Bedenke: Die nächste Welt ist nicht weiter von dir entfernt als die Länge deines Armes. Die Toten sind immer da. Sie schauen immerzu auf uns. Wir sind diejenigen, die nicht wissen, wie wir sie ansehen können. Wir wissen nicht, wie wir sie berühren können. Doch in der Tiefe deines Geistes weißt du, dass sie nicht weiter entfernt von dir sind als das Buch, das du in Händen hältst.“

Aus: “Schmelzt das Eis in euren Herzen! Aufruf zu einem geistigen Klimawandel (Angaangaq – der Schamane aus Grönland, Christoph Quarch, Hrsg.)”

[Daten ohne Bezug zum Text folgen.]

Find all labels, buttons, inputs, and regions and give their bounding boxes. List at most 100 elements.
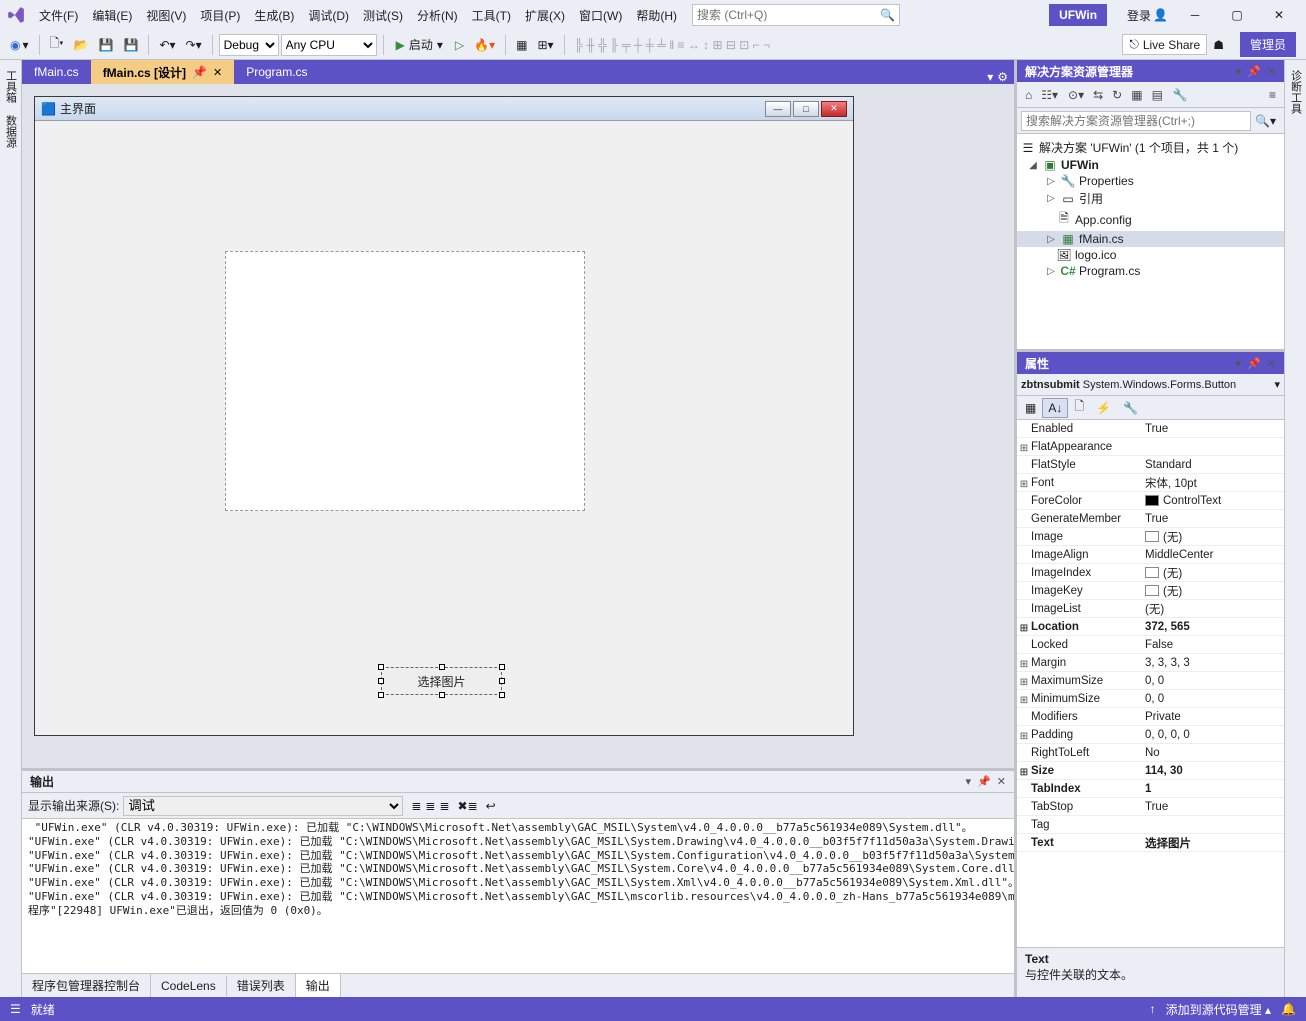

Wenn ein Mensch stirbt erleben wir oft Verzweiflung, Hilflosigkeit, Traurigkeit und Hoffnungslosigkeit. Wir fühlen uns verlassen. Von unserem geliebten Menschen, vielleicht von Gott oder der Welt im Allgemeinen. Es scheint so ungerecht: Wieso musste er gehen, wieso musste sie uns verlassen, wieso bleiben wir alleine zurück? Je mehr ich mich mit dem Tod beschäftige, desto mehr begreife ich: Die Menschen, die vor uns sterben, verlassen uns nicht wirklich. Sie sind immer da, wenn auch in einer anderen Dimension, in einer anderen Welt und anders als wir es uns wünschen würden. Selbst wenn wir nicht an ein Weiterleben oder Existieren über den Tod hinaus glauben, so bleiben die Verstorbenen doch in unseren Erinnerungen, in unseren Herzen. Sie können einen sicheren Platz in uns haben.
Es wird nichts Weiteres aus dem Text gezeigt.